Inclusion criteria for the present analysis required complete baseline resting heart rate measurements, absence of known cardiovascular disease at the 1985–86 examination, and complete covariate data for cardiovascular risk factor adjustment. Men on beta-blockers or other heart rate-modifying medications were excluded to ensure that observed RHR reflected physiological rather than pharmacological cardiac regulation.
Resting Heart Rate Measurement
Resting heart rate was measured using standard clinical procedures: participants rested in a supine position for 10 minutes in a quiet examination room before ECG-based heart rate determination. Heart rate was calculated from a 10-second rhythm strip as the number of QRS complexes multiplied by 6. This approach provides excellent reproducibility (coefficient of variation approximately 4–6%) when standardized rest periods are maintained [6].

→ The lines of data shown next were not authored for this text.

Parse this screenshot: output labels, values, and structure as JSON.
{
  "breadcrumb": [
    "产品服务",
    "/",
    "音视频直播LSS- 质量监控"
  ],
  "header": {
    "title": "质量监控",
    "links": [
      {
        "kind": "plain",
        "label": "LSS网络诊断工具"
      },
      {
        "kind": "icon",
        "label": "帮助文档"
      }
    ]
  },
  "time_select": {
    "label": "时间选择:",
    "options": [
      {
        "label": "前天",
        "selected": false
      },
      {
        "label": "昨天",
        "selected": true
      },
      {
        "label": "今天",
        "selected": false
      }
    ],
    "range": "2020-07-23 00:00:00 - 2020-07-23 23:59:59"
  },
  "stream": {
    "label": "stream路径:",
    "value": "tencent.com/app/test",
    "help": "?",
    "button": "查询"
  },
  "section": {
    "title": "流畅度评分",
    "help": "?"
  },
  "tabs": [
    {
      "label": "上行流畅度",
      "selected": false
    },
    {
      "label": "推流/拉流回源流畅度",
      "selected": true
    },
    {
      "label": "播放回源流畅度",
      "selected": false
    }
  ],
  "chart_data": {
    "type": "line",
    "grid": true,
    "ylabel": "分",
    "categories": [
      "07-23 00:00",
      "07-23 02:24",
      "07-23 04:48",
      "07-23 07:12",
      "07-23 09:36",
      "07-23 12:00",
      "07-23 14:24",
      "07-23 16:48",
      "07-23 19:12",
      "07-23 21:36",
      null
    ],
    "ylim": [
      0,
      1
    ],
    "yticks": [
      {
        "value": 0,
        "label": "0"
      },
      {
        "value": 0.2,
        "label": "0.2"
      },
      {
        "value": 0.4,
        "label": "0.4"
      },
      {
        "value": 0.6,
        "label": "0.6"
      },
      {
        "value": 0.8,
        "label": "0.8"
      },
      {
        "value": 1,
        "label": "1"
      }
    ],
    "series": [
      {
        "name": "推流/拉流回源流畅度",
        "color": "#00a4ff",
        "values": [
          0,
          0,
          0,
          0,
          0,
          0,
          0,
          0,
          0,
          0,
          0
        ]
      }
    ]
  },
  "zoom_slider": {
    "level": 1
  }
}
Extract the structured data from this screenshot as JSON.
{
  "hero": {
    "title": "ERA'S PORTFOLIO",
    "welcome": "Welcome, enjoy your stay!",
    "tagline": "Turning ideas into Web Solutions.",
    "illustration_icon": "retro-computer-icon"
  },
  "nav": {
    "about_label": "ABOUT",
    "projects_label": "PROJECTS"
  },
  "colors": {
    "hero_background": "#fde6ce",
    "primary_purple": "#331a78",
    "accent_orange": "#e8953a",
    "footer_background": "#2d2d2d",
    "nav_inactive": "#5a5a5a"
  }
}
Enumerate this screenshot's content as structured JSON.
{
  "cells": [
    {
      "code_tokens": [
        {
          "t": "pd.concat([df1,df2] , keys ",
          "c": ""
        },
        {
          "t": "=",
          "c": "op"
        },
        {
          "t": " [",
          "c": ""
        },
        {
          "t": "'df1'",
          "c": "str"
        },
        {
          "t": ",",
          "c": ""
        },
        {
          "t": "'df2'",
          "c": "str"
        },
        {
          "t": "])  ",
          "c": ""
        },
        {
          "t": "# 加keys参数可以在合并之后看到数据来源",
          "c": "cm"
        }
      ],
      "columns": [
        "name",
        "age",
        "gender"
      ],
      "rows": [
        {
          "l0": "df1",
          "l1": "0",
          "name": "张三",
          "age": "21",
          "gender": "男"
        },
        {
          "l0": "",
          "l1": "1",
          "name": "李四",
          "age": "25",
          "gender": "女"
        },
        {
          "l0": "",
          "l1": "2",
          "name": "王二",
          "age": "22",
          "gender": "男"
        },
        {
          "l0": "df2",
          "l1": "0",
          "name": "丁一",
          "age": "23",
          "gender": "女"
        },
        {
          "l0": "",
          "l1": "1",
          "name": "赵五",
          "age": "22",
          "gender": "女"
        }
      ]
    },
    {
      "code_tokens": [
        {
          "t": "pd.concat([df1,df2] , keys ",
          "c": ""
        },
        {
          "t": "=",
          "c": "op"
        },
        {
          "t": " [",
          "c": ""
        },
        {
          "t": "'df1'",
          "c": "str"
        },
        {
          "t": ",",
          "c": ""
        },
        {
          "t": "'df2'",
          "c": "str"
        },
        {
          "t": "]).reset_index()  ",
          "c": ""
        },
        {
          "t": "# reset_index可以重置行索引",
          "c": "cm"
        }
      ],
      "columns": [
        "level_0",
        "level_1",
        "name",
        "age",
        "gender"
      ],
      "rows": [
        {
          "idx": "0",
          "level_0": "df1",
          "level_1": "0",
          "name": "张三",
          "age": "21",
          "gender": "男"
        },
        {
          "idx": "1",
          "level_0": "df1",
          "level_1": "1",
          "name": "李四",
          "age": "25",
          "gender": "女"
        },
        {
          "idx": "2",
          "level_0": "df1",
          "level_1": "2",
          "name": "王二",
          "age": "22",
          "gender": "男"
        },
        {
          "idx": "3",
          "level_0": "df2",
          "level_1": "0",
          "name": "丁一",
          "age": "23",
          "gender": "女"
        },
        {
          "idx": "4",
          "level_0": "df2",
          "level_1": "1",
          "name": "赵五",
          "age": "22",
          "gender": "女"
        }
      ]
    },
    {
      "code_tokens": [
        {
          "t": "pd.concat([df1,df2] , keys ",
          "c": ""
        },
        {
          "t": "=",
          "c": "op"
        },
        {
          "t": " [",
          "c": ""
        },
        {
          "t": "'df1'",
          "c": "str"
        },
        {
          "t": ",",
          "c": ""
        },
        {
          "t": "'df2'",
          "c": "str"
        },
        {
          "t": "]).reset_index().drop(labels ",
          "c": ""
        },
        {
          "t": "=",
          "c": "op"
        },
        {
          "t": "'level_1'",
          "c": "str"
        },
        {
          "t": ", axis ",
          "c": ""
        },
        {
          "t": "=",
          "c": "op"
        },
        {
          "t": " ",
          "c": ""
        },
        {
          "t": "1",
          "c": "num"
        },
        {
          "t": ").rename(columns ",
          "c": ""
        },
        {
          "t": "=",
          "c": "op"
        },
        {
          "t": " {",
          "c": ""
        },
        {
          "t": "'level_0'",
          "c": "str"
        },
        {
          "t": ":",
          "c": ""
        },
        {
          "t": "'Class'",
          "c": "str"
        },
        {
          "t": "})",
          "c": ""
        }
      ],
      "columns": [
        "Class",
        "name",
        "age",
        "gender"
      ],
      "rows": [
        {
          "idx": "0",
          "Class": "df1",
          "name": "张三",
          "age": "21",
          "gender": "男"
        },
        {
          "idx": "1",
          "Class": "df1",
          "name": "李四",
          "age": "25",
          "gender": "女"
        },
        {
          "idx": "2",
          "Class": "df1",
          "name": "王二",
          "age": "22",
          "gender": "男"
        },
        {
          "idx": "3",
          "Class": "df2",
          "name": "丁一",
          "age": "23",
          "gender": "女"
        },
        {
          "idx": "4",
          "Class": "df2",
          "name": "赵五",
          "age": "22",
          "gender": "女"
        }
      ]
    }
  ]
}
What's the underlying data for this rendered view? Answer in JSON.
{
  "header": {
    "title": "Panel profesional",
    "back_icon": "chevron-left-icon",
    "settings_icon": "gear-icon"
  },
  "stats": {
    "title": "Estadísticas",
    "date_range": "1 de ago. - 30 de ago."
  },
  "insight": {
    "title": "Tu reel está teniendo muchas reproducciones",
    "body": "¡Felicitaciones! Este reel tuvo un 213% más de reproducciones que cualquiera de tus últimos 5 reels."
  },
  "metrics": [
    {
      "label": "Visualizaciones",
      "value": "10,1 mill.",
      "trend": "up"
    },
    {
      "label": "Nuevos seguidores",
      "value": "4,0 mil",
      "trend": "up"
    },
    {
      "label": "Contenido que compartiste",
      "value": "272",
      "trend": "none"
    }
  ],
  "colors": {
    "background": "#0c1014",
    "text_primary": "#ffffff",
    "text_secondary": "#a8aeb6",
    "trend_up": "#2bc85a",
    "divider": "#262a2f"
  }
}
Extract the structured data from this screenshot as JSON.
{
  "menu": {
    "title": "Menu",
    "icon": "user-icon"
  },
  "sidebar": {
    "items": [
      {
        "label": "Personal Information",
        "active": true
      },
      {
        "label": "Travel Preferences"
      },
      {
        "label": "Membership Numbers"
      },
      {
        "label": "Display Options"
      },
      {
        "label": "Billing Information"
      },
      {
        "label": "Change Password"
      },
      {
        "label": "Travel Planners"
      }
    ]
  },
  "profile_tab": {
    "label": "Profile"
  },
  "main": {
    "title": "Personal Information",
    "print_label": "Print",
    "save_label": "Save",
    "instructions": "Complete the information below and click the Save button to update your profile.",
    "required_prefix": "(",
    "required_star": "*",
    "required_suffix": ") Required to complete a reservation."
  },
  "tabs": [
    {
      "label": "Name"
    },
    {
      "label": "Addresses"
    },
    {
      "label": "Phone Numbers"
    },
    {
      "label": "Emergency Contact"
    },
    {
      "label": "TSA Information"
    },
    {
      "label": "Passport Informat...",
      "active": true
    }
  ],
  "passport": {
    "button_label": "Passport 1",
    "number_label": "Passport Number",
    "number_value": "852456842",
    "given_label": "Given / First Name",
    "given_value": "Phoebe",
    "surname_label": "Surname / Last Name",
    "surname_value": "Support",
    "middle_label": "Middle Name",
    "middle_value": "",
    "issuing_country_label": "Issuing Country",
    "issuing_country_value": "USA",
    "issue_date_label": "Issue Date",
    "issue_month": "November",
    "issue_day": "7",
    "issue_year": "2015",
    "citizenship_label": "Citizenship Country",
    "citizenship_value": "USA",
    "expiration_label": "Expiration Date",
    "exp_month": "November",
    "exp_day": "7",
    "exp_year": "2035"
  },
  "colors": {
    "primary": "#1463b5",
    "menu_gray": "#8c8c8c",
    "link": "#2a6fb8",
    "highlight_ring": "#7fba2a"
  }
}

Participants were grouped into four RHR categories for analysis: - Category 1: RHR ≤65 bpm (n = 690) - Category 2: RHR 66–75 bpm (n = 974) - Category 3: RHR 76–85 bpm (n = 703) - Category 4: RHR >85 bpm (n = 431)
Covariate Assessment
The study measured and adjusted for an extensive set of potential confounders:
| Covariate | Method |
|---|---|
| Physical fitness (VO2max) | Submaximal bicycle ergometer test |
| Blood pressure | Supine sphygmomanometry |
| Serum cholesterol | Enzymatic assay |
| BMI | Weight/height² calculation |
| Smoking status | Structured questionnaire |
| Alcohol consumption | 7-day dietary recall |
| Diabetes status | Fasting glucose measurement |
| Psychological stress | Standardized stress questionnaire |
Adjustment for VO2max is particularly important because it allows the analysis to determine whether RHR predicts mortality independently of overall aerobic fitness or merely as a proxy for fitness level [7].
Statistical Analysis
Cox proportional hazards regression was used to calculate hazard ratios (HR) for cardiovascular and all-cause mortality across RHR categories, with Category 1 (RHR ≤65 bpm) as the reference group. Models were built sequentially: Model 1 adjusted for age only; Model 2 added lifestyle factors; Model 3 further adjusted for cardiovascular risk factors; Model 4 added VO2max. The change in hazard ratio across models reveals the extent to which RHR predicts mortality independently of each potential mediating or confounding variable [8].